"Euphemism komt vooral veel voor," zegt taalkundige John Algeo, "wanneer we geconfronteerd moeten worden met de minder gelukkige feiten van ons bestaan." Hier beschouwen we enkele van de "verbale kalmeringsmiddelen" die worden gebruikt om frontaal met de dood om te gaan.
Ondanks wat je misschien hebt gehoord, sterven mensen zelden in ziekenhuizen.
Helaas "verlopen" sommige patiënten daar. En volgens ziekenhuisgegevens ervaren anderen 'therapeutische tegenslagen' of 'negatieve resultaten voor patiëntenzorg'. Dergelijke ongelukken kunnen echter lang niet zo teleurstellend zijn als de patiënt die 'zijn welzijnspotentieel niet heeft gerealiseerd'. Ik veronderstel dat de meesten van ons liever sterven dan op deze manier in de steek te laten.
Nou ja, misschien ook niet dood gaan precies.
We zijn misschien bereid om "door te geven", zoals dinergasten die een dessert doorgeven. Of "vertrek", zoals we zouden moeten na een avondje uit. (Ze zijn "niet meer bij ons", zullen onze gastheren zeggen.) Tenzij we natuurlijk iets te veel hebben gedronken en dan kunnen we gewoon "verloren" of "in slaap" zijn.
Maar vergaan de gedachte.
In het artikel 'Communication About Death and Dying' beschrijven Albert Lee Strickland en Lynne Ann DeSpelder hoe een ziekenhuismedewerker op zijn tenen rond het verboden woord liep.
Op een dag, toen een medisch team een patiënt onderzocht, kwam een stagiair aan de deur met informatie over de dood van een andere patiënt.
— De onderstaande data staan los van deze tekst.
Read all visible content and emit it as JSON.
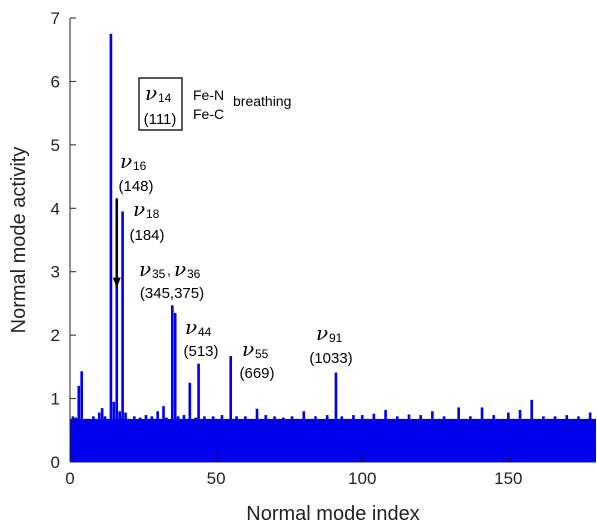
{
  "chart_data": {
    "type": "bar",
    "xlabel": "Normal mode index",
    "ylabel": "Normal mode activity",
    "xlim": [
      0,
      180
    ],
    "ylim": [
      0,
      7
    ],
    "xticks": [
      0,
      50,
      100,
      150
    ],
    "yticks": [
      0,
      1,
      2,
      3,
      4,
      5,
      6,
      7
    ],
    "bar_color": "#0000ee",
    "grid": false,
    "baseline_level": 0.68,
    "peaks": [
      {
        "x": 1,
        "y": 0.72
      },
      {
        "x": 2,
        "y": 0.7
      },
      {
        "x": 3,
        "y": 1.2
      },
      {
        "x": 4,
        "y": 1.43
      },
      {
        "x": 6,
        "y": 0.68
      },
      {
        "x": 8,
        "y": 0.72
      },
      {
        "x": 10,
        "y": 0.78
      },
      {
        "x": 11,
        "y": 0.85
      },
      {
        "x": 12,
        "y": 0.72
      },
      {
        "x": 14,
        "y": 6.75
      },
      {
        "x": 15,
        "y": 0.95
      },
      {
        "x": 16,
        "y": 4.15
      },
      {
        "x": 17,
        "y": 0.8
      },
      {
        "x": 18,
        "y": 3.95
      },
      {
        "x": 19,
        "y": 0.78
      },
      {
        "x": 22,
        "y": 0.72
      },
      {
        "x": 24,
        "y": 0.7
      },
      {
        "x": 26,
        "y": 0.74
      },
      {
        "x": 28,
        "y": 0.72
      },
      {
        "x": 30,
        "y": 0.8
      },
      {
        "x": 32,
        "y": 0.88
      },
      {
        "x": 33,
        "y": 0.7
      },
      {
        "x": 35,
        "y": 2.47
      },
      {
        "x": 36,
        "y": 2.35
      },
      {
        "x": 37,
        "y": 0.72
      },
      {
        "x": 39,
        "y": 0.74
      },
      {
        "x": 41,
        "y": 1.25
      },
      {
        "x": 43,
        "y": 0.7
      },
      {
        "x": 44,
        "y": 1.55
      },
      {
        "x": 46,
        "y": 0.72
      },
      {
        "x": 49,
        "y": 0.72
      },
      {
        "x": 52,
        "y": 0.74
      },
      {
        "x": 55,
        "y": 1.67
      },
      {
        "x": 57,
        "y": 0.72
      },
      {
        "x": 60,
        "y": 0.72
      },
      {
        "x": 64,
        "y": 0.84
      },
      {
        "x": 67,
        "y": 0.74
      },
      {
        "x": 70,
        "y": 0.72
      },
      {
        "x": 73,
        "y": 0.7
      },
      {
        "x": 76,
        "y": 0.72
      },
      {
        "x": 80,
        "y": 0.8
      },
      {
        "x": 84,
        "y": 0.72
      },
      {
        "x": 88,
        "y": 0.74
      },
      {
        "x": 91,
        "y": 1.41
      },
      {
        "x": 93,
        "y": 0.72
      },
      {
        "x": 97,
        "y": 0.74
      },
      {
        "x": 100,
        "y": 0.74
      },
      {
        "x": 104,
        "y": 0.76
      },
      {
        "x": 108,
        "y": 0.82
      },
      {
        "x": 112,
        "y": 0.72
      },
      {
        "x": 116,
        "y": 0.75
      },
      {
        "x": 120,
        "y": 0.74
      },
      {
        "x": 124,
        "y": 0.8
      },
      {
        "x": 128,
        "y": 0.72
      },
      {
        "x": 133,
        "y": 0.86
      },
      {
        "x": 137,
        "y": 0.72
      },
      {
        "x": 141,
        "y": 0.86
      },
      {
        "x": 145,
        "y": 0.74
      },
      {
        "x": 150,
        "y": 0.78
      },
      {
        "x": 154,
        "y": 0.82
      },
      {
        "x": 158,
        "y": 0.98
      },
      {
        "x": 162,
        "y": 0.72
      },
      {
        "x": 166,
        "y": 0.72
      },
      {
        "x": 170,
        "y": 0.74
      },
      {
        "x": 174,
        "y": 0.72
      },
      {
        "x": 178,
        "y": 0.78
      }
    ],
    "annotations": [
      {
        "nu": "ν",
        "sub": "14",
        "value": "(111)",
        "extra_top": "Fe-N",
        "extra_bottom": "Fe-C",
        "extra_right": "breathing",
        "boxed": true
      },
      {
        "nu": "ν",
        "sub": "16",
        "value": "(148)",
        "arrow_to": {
          "x": 16,
          "y": 2.75
        }
      },
      {
        "nu": "ν",
        "sub": "18",
        "value": "(184)"
      },
      {
        "nu": "ν",
        "sub": "35",
        "nu2": "ν",
        "sub2": "36",
        "value": "(345,375)"
      },
      {
        "nu": "ν",
        "sub": "44",
        "value": "(513)"
      },
      {
        "nu": "ν",
        "sub": "55",
        "value": "(669)"
      },
      {
        "nu": "ν",
        "sub": "91",
        "value": "(1033)"
      }
    ]
  }
}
Wetend dat het woord "dood" taboe was en geen klaar vervanger vond, stond de stagiair in de deuropening en kondigde aan: "Raad eens wie niet meer gaat winkelen bij Wal-Mart." Al snel werd deze zin de standaardmanier voor medewerkers om het nieuws over te brengen dat een patiënt was overleden.
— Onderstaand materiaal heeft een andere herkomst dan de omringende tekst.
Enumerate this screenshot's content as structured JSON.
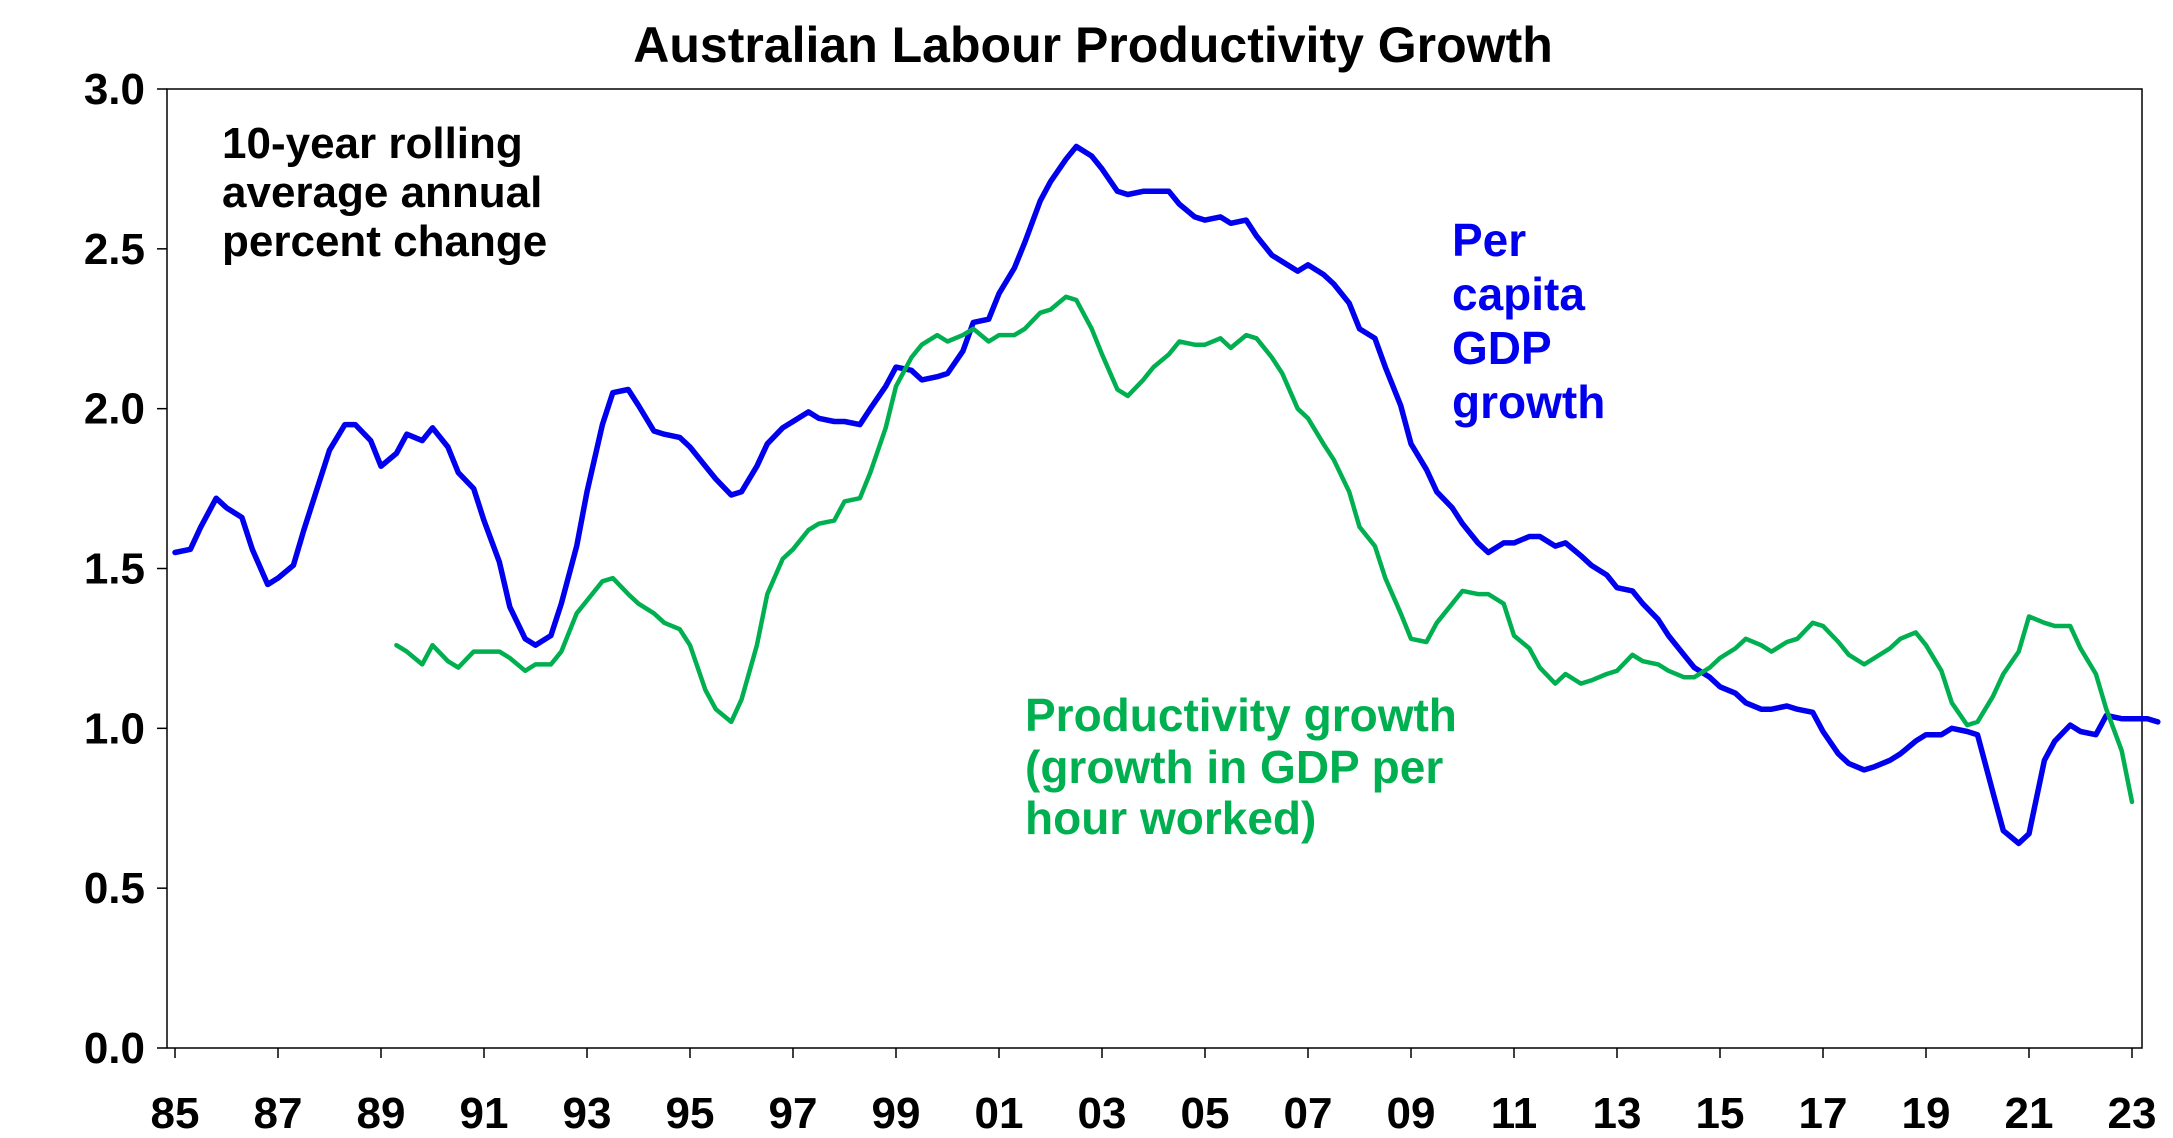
{
  "chart_data": {
    "type": "line",
    "title": "Australian Labour Productivity Growth",
    "annotation": [
      "10-year rolling",
      "average annual",
      "percent change"
    ],
    "xlabel": "",
    "ylabel": "",
    "xlim": [
      1985,
      2024.3
    ],
    "ylim": [
      0,
      3.0
    ],
    "x_ticks": [
      1985,
      1987,
      1989,
      1991,
      1993,
      1995,
      1997,
      1999,
      2001,
      2003,
      2005,
      2007,
      2009,
      2011,
      2013,
      2015,
      2017,
      2019,
      2021,
      2023
    ],
    "x_tick_labels": [
      "85",
      "87",
      "89",
      "91",
      "93",
      "95",
      "97",
      "99",
      "01",
      "03",
      "05",
      "07",
      "09",
      "11",
      "13",
      "15",
      "17",
      "19",
      "21",
      "23"
    ],
    "y_ticks": [
      0,
      0.5,
      1.0,
      1.5,
      2.0,
      2.5,
      3.0
    ],
    "y_tick_labels": [
      "0.0",
      "0.5",
      "1.0",
      "1.5",
      "2.0",
      "2.5",
      "3.0"
    ],
    "grid": false,
    "legend": "none",
    "series": [
      {
        "name": "Per capita GDP growth",
        "label_lines": [
          "Per",
          "capita",
          "GDP",
          "growth"
        ],
        "color": "#0000EE",
        "points": [
          [
            1985.0,
            1.55
          ],
          [
            1985.3,
            1.56
          ],
          [
            1985.5,
            1.63
          ],
          [
            1985.8,
            1.72
          ],
          [
            1986.0,
            1.69
          ],
          [
            1986.3,
            1.66
          ],
          [
            1986.5,
            1.56
          ],
          [
            1986.8,
            1.45
          ],
          [
            1987.0,
            1.47
          ],
          [
            1987.3,
            1.51
          ],
          [
            1987.5,
            1.62
          ],
          [
            1987.8,
            1.77
          ],
          [
            1988.0,
            1.87
          ],
          [
            1988.3,
            1.95
          ],
          [
            1988.5,
            1.95
          ],
          [
            1988.8,
            1.9
          ],
          [
            1989.0,
            1.82
          ],
          [
            1989.3,
            1.86
          ],
          [
            1989.5,
            1.92
          ],
          [
            1989.8,
            1.9
          ],
          [
            1990.0,
            1.94
          ],
          [
            1990.3,
            1.88
          ],
          [
            1990.5,
            1.8
          ],
          [
            1990.8,
            1.75
          ],
          [
            1991.0,
            1.65
          ],
          [
            1991.3,
            1.52
          ],
          [
            1991.5,
            1.38
          ],
          [
            1991.8,
            1.28
          ],
          [
            1992.0,
            1.26
          ],
          [
            1992.3,
            1.29
          ],
          [
            1992.5,
            1.39
          ],
          [
            1992.8,
            1.57
          ],
          [
            1993.0,
            1.74
          ],
          [
            1993.3,
            1.95
          ],
          [
            1993.5,
            2.05
          ],
          [
            1993.8,
            2.06
          ],
          [
            1994.0,
            2.01
          ],
          [
            1994.3,
            1.93
          ],
          [
            1994.5,
            1.92
          ],
          [
            1994.8,
            1.91
          ],
          [
            1995.0,
            1.88
          ],
          [
            1995.3,
            1.82
          ],
          [
            1995.5,
            1.78
          ],
          [
            1995.8,
            1.73
          ],
          [
            1996.0,
            1.74
          ],
          [
            1996.3,
            1.82
          ],
          [
            1996.5,
            1.89
          ],
          [
            1996.8,
            1.94
          ],
          [
            1997.0,
            1.96
          ],
          [
            1997.3,
            1.99
          ],
          [
            1997.5,
            1.97
          ],
          [
            1997.8,
            1.96
          ],
          [
            1998.0,
            1.96
          ],
          [
            1998.3,
            1.95
          ],
          [
            1998.5,
            2.0
          ],
          [
            1998.8,
            2.07
          ],
          [
            1999.0,
            2.13
          ],
          [
            1999.3,
            2.12
          ],
          [
            1999.5,
            2.09
          ],
          [
            1999.8,
            2.1
          ],
          [
            2000.0,
            2.11
          ],
          [
            2000.3,
            2.18
          ],
          [
            2000.5,
            2.27
          ],
          [
            2000.8,
            2.28
          ],
          [
            2001.0,
            2.36
          ],
          [
            2001.3,
            2.44
          ],
          [
            2001.5,
            2.52
          ],
          [
            2001.8,
            2.65
          ],
          [
            2002.0,
            2.71
          ],
          [
            2002.3,
            2.78
          ],
          [
            2002.5,
            2.82
          ],
          [
            2002.8,
            2.79
          ],
          [
            2003.0,
            2.75
          ],
          [
            2003.3,
            2.68
          ],
          [
            2003.5,
            2.67
          ],
          [
            2003.8,
            2.68
          ],
          [
            2004.0,
            2.68
          ],
          [
            2004.3,
            2.68
          ],
          [
            2004.5,
            2.64
          ],
          [
            2004.8,
            2.6
          ],
          [
            2005.0,
            2.59
          ],
          [
            2005.3,
            2.6
          ],
          [
            2005.5,
            2.58
          ],
          [
            2005.8,
            2.59
          ],
          [
            2006.0,
            2.54
          ],
          [
            2006.3,
            2.48
          ],
          [
            2006.5,
            2.46
          ],
          [
            2006.8,
            2.43
          ],
          [
            2007.0,
            2.45
          ],
          [
            2007.3,
            2.42
          ],
          [
            2007.5,
            2.39
          ],
          [
            2007.8,
            2.33
          ],
          [
            2008.0,
            2.25
          ],
          [
            2008.3,
            2.22
          ],
          [
            2008.5,
            2.13
          ],
          [
            2008.8,
            2.01
          ],
          [
            2009.0,
            1.89
          ],
          [
            2009.3,
            1.81
          ],
          [
            2009.5,
            1.74
          ],
          [
            2009.8,
            1.69
          ],
          [
            2010.0,
            1.64
          ],
          [
            2010.3,
            1.58
          ],
          [
            2010.5,
            1.55
          ],
          [
            2010.8,
            1.58
          ],
          [
            2011.0,
            1.58
          ],
          [
            2011.3,
            1.6
          ],
          [
            2011.5,
            1.6
          ],
          [
            2011.8,
            1.57
          ],
          [
            2012.0,
            1.58
          ],
          [
            2012.3,
            1.54
          ],
          [
            2012.5,
            1.51
          ],
          [
            2012.8,
            1.48
          ],
          [
            2013.0,
            1.44
          ],
          [
            2013.3,
            1.43
          ],
          [
            2013.5,
            1.39
          ],
          [
            2013.8,
            1.34
          ],
          [
            2014.0,
            1.29
          ],
          [
            2014.3,
            1.23
          ],
          [
            2014.5,
            1.19
          ],
          [
            2014.8,
            1.16
          ],
          [
            2015.0,
            1.13
          ],
          [
            2015.3,
            1.11
          ],
          [
            2015.5,
            1.08
          ],
          [
            2015.8,
            1.06
          ],
          [
            2016.0,
            1.06
          ],
          [
            2016.3,
            1.07
          ],
          [
            2016.5,
            1.06
          ],
          [
            2016.8,
            1.05
          ],
          [
            2017.0,
            0.99
          ],
          [
            2017.3,
            0.92
          ],
          [
            2017.5,
            0.89
          ],
          [
            2017.8,
            0.87
          ],
          [
            2018.0,
            0.88
          ],
          [
            2018.3,
            0.9
          ],
          [
            2018.5,
            0.92
          ],
          [
            2018.8,
            0.96
          ],
          [
            2019.0,
            0.98
          ],
          [
            2019.3,
            0.98
          ],
          [
            2019.5,
            1.0
          ],
          [
            2019.8,
            0.99
          ],
          [
            2020.0,
            0.98
          ],
          [
            2020.3,
            0.8
          ],
          [
            2020.5,
            0.68
          ],
          [
            2020.8,
            0.64
          ],
          [
            2021.0,
            0.67
          ],
          [
            2021.3,
            0.9
          ],
          [
            2021.5,
            0.96
          ],
          [
            2021.8,
            1.01
          ],
          [
            2022.0,
            0.99
          ],
          [
            2022.3,
            0.98
          ],
          [
            2022.5,
            1.04
          ],
          [
            2022.8,
            1.03
          ],
          [
            2023.0,
            1.03
          ],
          [
            2023.3,
            1.03
          ],
          [
            2023.5,
            1.02
          ]
        ]
      },
      {
        "name": "Productivity growth (growth in GDP per hour worked)",
        "label_lines": [
          "Productivity growth",
          "(growth in GDP per",
          "hour worked)"
        ],
        "color": "#00B050",
        "points": [
          [
            1989.3,
            1.26
          ],
          [
            1989.5,
            1.24
          ],
          [
            1989.8,
            1.2
          ],
          [
            1990.0,
            1.26
          ],
          [
            1990.3,
            1.21
          ],
          [
            1990.5,
            1.19
          ],
          [
            1990.8,
            1.24
          ],
          [
            1991.0,
            1.24
          ],
          [
            1991.3,
            1.24
          ],
          [
            1991.5,
            1.22
          ],
          [
            1991.8,
            1.18
          ],
          [
            1992.0,
            1.2
          ],
          [
            1992.3,
            1.2
          ],
          [
            1992.5,
            1.24
          ],
          [
            1992.8,
            1.36
          ],
          [
            1993.0,
            1.4
          ],
          [
            1993.3,
            1.46
          ],
          [
            1993.5,
            1.47
          ],
          [
            1993.8,
            1.42
          ],
          [
            1994.0,
            1.39
          ],
          [
            1994.3,
            1.36
          ],
          [
            1994.5,
            1.33
          ],
          [
            1994.8,
            1.31
          ],
          [
            1995.0,
            1.26
          ],
          [
            1995.3,
            1.12
          ],
          [
            1995.5,
            1.06
          ],
          [
            1995.8,
            1.02
          ],
          [
            1996.0,
            1.09
          ],
          [
            1996.3,
            1.26
          ],
          [
            1996.5,
            1.42
          ],
          [
            1996.8,
            1.53
          ],
          [
            1997.0,
            1.56
          ],
          [
            1997.3,
            1.62
          ],
          [
            1997.5,
            1.64
          ],
          [
            1997.8,
            1.65
          ],
          [
            1998.0,
            1.71
          ],
          [
            1998.3,
            1.72
          ],
          [
            1998.5,
            1.8
          ],
          [
            1998.8,
            1.94
          ],
          [
            1999.0,
            2.07
          ],
          [
            1999.3,
            2.16
          ],
          [
            1999.5,
            2.2
          ],
          [
            1999.8,
            2.23
          ],
          [
            2000.0,
            2.21
          ],
          [
            2000.3,
            2.23
          ],
          [
            2000.5,
            2.25
          ],
          [
            2000.8,
            2.21
          ],
          [
            2001.0,
            2.23
          ],
          [
            2001.3,
            2.23
          ],
          [
            2001.5,
            2.25
          ],
          [
            2001.8,
            2.3
          ],
          [
            2002.0,
            2.31
          ],
          [
            2002.3,
            2.35
          ],
          [
            2002.5,
            2.34
          ],
          [
            2002.8,
            2.25
          ],
          [
            2003.0,
            2.17
          ],
          [
            2003.3,
            2.06
          ],
          [
            2003.5,
            2.04
          ],
          [
            2003.8,
            2.09
          ],
          [
            2004.0,
            2.13
          ],
          [
            2004.3,
            2.17
          ],
          [
            2004.5,
            2.21
          ],
          [
            2004.8,
            2.2
          ],
          [
            2005.0,
            2.2
          ],
          [
            2005.3,
            2.22
          ],
          [
            2005.5,
            2.19
          ],
          [
            2005.8,
            2.23
          ],
          [
            2006.0,
            2.22
          ],
          [
            2006.3,
            2.16
          ],
          [
            2006.5,
            2.11
          ],
          [
            2006.8,
            2.0
          ],
          [
            2007.0,
            1.97
          ],
          [
            2007.3,
            1.89
          ],
          [
            2007.5,
            1.84
          ],
          [
            2007.8,
            1.74
          ],
          [
            2008.0,
            1.63
          ],
          [
            2008.3,
            1.57
          ],
          [
            2008.5,
            1.47
          ],
          [
            2008.8,
            1.36
          ],
          [
            2009.0,
            1.28
          ],
          [
            2009.3,
            1.27
          ],
          [
            2009.5,
            1.33
          ],
          [
            2009.8,
            1.39
          ],
          [
            2010.0,
            1.43
          ],
          [
            2010.3,
            1.42
          ],
          [
            2010.5,
            1.42
          ],
          [
            2010.8,
            1.39
          ],
          [
            2011.0,
            1.29
          ],
          [
            2011.3,
            1.25
          ],
          [
            2011.5,
            1.19
          ],
          [
            2011.8,
            1.14
          ],
          [
            2012.0,
            1.17
          ],
          [
            2012.3,
            1.14
          ],
          [
            2012.5,
            1.15
          ],
          [
            2012.8,
            1.17
          ],
          [
            2013.0,
            1.18
          ],
          [
            2013.3,
            1.23
          ],
          [
            2013.5,
            1.21
          ],
          [
            2013.8,
            1.2
          ],
          [
            2014.0,
            1.18
          ],
          [
            2014.3,
            1.16
          ],
          [
            2014.5,
            1.16
          ],
          [
            2014.8,
            1.19
          ],
          [
            2015.0,
            1.22
          ],
          [
            2015.3,
            1.25
          ],
          [
            2015.5,
            1.28
          ],
          [
            2015.8,
            1.26
          ],
          [
            2016.0,
            1.24
          ],
          [
            2016.3,
            1.27
          ],
          [
            2016.5,
            1.28
          ],
          [
            2016.8,
            1.33
          ],
          [
            2017.0,
            1.32
          ],
          [
            2017.3,
            1.27
          ],
          [
            2017.5,
            1.23
          ],
          [
            2017.8,
            1.2
          ],
          [
            2018.0,
            1.22
          ],
          [
            2018.3,
            1.25
          ],
          [
            2018.5,
            1.28
          ],
          [
            2018.8,
            1.3
          ],
          [
            2019.0,
            1.26
          ],
          [
            2019.3,
            1.18
          ],
          [
            2019.5,
            1.08
          ],
          [
            2019.8,
            1.01
          ],
          [
            2020.0,
            1.02
          ],
          [
            2020.3,
            1.1
          ],
          [
            2020.5,
            1.17
          ],
          [
            2020.8,
            1.24
          ],
          [
            2021.0,
            1.35
          ],
          [
            2021.3,
            1.33
          ],
          [
            2021.5,
            1.32
          ],
          [
            2021.8,
            1.32
          ],
          [
            2022.0,
            1.25
          ],
          [
            2022.3,
            1.17
          ],
          [
            2022.5,
            1.06
          ],
          [
            2022.8,
            0.93
          ],
          [
            2023.0,
            0.77
          ]
        ]
      }
    ]
  }
}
Sterven, dood en rouw, ed. door Inge Corless et al. Springer, 2003
Omdat sterke taboes het onderwerp van de dood in onze cultuur omringen, zijn er in de loop der jaren talloze synoniemen voor sterven ontstaan. Sommige van die synoniemen, zoals de eerder voorgestelde zachtere termen, worden als eufemismen beschouwd. Ze dienen als verbale kalmerende middelen om te voorkomen dat we rechtstreeks met harde realiteit omgaan.
Onze redenen om eufemismen te gebruiken zijn gevarieerd. We kunnen worden gemotiveerd door vriendelijkheid - of op zijn minst beleefdheid. Als hij bijvoorbeeld over 'de overledene' bij een begrafenisdienst spreekt, is het veel waarschijnlijker dat een minister 'thuis' genoemd 'zegt dan' het stof bijten '. En voor de meesten van ons klinkt "rusten in vrede" meer troostend dan "een dutje doen." Merk op dat het tegenovergestelde van een eufemisme een dysfemisme is, een hardere of aanstootgevende manier om iets te zeggen.
Maar eufemismen worden niet altijd met zo'n zorg gebruikt. Een 'substantiële negatieve uitkomst' die in een ziekenhuis wordt gemeld, kan een bureaucratische poging zijn om de blunder van een stagiair te verbergen. Evenzo kan een woordvoerder van de overheid in oorlogstijd abstract verwijzen naar "bijkomende schade" in plaats van openhartiger aan te kondigen dat burgers zijn gedood.
Euphemisms dienen als herinnering dat communicatie (onder andere) een ethische activiteit is. Strickland en DeSpelder lichten dit punt toe:
Goed luisteren naar hoe taal wordt gebruikt, geeft informatie over de houding, overtuigingen en emotionele toestand van de spreker. Bewust worden van de metaforen, eufemismen en andere taalkundige hulpmiddelen die mensen gebruiken wanneer ze praten over sterven en dood zorgt voor een grotere waardering van de brede houding ten opzichte van de dood en bevordert de flexibiliteit in communicatie.
Er is geen twijfel dat eufemismen bijdragen aan de rijkdom van taal. Als ze zorgvuldig worden gebruikt, kunnen ze ons helpen voorkomen dat we de gevoelens van mensen kwetsen. Bij cynisch gebruik kunnen eufemismen een waas van misleidingen veroorzaken, een laag leugens. En dit zal waarschijnlijk zo blijven lang nadat we de boerderij hebben gekocht, onze chips hebben verzilverd, de geest hebben opgegeven en, zoals nu, het einde van de lijn hebben bereikt.